Sfortunato l’assessore Carlo Vermiglio. Assessore regionale ai Beni culturali da un anno e mezzo, di lui mai si parla. La sua voce è sconosciuta ai più anche tra gli addetti ai lavori. Fin quando sui giornali, l’assessore messinese mandato in giunta da quello che un tempo di chiamava Ncd, oggi si chiama Ap e domani chissà, sui giornali ci finisce. Ma per una bella polemica. In materia, tanto per cambiare quando di alfaniani si parla, di poltrone. La vicenda è quella del Consiglio di gestione dell’ente Parco della Valle dei Templi. Un decreto firmato da Vermiglio ha nominato presidente l’ex commissario Bernardo Campo. Dell’organismo faranno parte anche il sovrintedente di Agrigento Gabriella Costantino, un consulente nominato dalla Regione, Sergio Alessandro e infine il sindaco di Agrigento, Calogero Firetto e l’attuale direttore del Parco, Giuseppe Parello, ma questi ultimi due soltanto con potere consultivo e senza diritto di voto.
Una novità che a Firetto non è andata giù.
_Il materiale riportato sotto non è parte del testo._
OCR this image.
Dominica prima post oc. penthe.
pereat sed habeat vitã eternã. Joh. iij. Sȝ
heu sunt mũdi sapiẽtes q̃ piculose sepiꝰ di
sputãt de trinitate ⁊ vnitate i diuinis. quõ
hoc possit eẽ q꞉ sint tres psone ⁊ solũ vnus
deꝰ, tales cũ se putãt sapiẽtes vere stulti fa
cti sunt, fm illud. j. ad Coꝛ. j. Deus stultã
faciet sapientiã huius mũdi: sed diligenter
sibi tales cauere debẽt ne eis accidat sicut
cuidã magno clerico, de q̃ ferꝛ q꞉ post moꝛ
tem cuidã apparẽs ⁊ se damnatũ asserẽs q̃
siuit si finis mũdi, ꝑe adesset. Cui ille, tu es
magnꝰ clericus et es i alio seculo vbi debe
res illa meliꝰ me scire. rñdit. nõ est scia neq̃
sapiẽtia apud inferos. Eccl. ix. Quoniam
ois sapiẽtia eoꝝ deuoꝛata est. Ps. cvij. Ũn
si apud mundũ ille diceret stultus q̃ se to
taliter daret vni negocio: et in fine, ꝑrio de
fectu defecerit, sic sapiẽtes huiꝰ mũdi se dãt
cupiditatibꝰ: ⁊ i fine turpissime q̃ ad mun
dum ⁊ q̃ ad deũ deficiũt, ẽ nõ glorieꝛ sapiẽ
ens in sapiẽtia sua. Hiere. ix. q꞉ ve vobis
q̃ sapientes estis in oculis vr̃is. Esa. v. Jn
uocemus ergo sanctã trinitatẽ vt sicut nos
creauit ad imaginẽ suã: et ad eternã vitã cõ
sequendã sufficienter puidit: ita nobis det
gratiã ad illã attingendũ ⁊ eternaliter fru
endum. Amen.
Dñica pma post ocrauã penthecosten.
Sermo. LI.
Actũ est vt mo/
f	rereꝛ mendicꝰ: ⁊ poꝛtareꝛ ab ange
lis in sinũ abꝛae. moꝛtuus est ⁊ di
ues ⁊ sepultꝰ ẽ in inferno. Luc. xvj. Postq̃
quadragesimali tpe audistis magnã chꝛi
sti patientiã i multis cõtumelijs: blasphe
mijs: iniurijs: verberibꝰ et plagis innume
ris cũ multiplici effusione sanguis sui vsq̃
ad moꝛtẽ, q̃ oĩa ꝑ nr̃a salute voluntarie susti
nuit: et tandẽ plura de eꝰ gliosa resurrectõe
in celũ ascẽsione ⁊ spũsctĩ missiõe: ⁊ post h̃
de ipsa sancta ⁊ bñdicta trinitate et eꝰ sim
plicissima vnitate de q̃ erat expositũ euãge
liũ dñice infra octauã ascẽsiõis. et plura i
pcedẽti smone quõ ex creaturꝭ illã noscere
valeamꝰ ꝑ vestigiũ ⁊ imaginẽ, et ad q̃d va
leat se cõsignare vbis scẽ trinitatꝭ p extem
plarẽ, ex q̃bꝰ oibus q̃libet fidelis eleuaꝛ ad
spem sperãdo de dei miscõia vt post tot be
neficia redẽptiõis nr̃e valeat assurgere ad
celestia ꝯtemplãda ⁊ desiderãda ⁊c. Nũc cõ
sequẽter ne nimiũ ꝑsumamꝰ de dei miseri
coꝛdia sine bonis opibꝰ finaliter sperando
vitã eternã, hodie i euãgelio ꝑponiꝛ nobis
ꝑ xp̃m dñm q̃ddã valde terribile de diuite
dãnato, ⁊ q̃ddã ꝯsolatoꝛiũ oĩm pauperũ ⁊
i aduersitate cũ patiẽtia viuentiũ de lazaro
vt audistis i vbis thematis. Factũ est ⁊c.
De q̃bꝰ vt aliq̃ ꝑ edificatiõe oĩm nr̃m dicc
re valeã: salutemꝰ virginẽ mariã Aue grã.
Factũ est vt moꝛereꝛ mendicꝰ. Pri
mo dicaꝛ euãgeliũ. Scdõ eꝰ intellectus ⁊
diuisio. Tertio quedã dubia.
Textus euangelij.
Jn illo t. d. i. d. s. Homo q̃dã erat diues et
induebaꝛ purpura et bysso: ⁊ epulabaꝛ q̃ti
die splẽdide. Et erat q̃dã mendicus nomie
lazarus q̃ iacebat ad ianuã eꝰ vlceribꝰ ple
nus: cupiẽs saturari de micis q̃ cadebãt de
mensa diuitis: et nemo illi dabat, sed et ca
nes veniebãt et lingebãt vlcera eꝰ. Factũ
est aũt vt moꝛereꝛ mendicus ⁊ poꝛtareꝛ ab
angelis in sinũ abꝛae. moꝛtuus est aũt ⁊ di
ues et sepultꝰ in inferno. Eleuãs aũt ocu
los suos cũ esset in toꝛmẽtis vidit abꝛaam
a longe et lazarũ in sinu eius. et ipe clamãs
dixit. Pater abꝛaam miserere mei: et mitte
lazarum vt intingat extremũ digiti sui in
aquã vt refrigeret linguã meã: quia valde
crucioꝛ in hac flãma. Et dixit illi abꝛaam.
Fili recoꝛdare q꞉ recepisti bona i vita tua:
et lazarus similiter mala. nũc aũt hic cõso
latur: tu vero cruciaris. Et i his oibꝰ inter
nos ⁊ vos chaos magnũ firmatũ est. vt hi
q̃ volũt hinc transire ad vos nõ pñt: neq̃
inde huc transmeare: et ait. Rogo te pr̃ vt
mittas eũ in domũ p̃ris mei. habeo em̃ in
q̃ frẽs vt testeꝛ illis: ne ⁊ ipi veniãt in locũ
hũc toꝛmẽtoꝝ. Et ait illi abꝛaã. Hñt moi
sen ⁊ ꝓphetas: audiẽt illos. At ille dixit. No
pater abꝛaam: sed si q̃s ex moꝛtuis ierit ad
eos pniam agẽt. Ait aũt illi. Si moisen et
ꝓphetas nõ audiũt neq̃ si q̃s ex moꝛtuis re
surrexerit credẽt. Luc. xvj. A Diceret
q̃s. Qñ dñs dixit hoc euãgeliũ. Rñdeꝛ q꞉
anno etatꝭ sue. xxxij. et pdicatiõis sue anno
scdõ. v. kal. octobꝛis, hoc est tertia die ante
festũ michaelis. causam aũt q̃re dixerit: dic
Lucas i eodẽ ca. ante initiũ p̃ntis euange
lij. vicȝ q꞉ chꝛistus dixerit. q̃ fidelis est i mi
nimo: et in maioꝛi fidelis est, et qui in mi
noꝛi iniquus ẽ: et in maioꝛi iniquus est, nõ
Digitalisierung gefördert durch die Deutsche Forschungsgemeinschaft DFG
Ed è scoppiata la polemica. “Il Governo regionale dopo aver privato il Comune di Agrigento della sua parte degli introiti del Parco Archeologico della Valle dei Templi – attacca il sindaco -, come previsto dalle norme, e dopo aver scippato risorse decisive alla comunità locale, nomina un consiglio di Amministrazione distante dal territorio e mal assortito anche sotto il profilo gerarchico, senza alcuna connotazione scientifica o accademica, togliendo al sindaco di Agrigento il diritto di voto, di cui ha sempre goduto”. Insomma, Firetto, che appartiene in teoria alla stessa area politica di Vermiglio, quella dei centristi, parla di “palese attacco alla città”.
Critiche anche dall’ex assessore Fabio Granata, che dà ragione al sindaco e parla di “legge tradita” per “il solito disegno di piccolo cabotaggio,togliendo autonomia al Parco e riducendolo di fatto ad uno dei tanti servizi dell’assessorato regionale”. Anche Legambiente lancia i suoi strali, lamentando l’assenza di esperti e parlando di “giochi di potere”. Proteste anche da Assohotel. Dall’assessorato tirano dritto. “Abbiamo rispettato la norma”, è la risposta data al quotidiano Repubblica. Punto. Ma il polverone si è già alzato. E la maledizione della polemica da poltronite continua a perseguitare gli alfaniani, Che oggi si chiamano Ap. Domani potrebbero mutare nome in Pp, come polemiche e poltrone. (Sa. T.)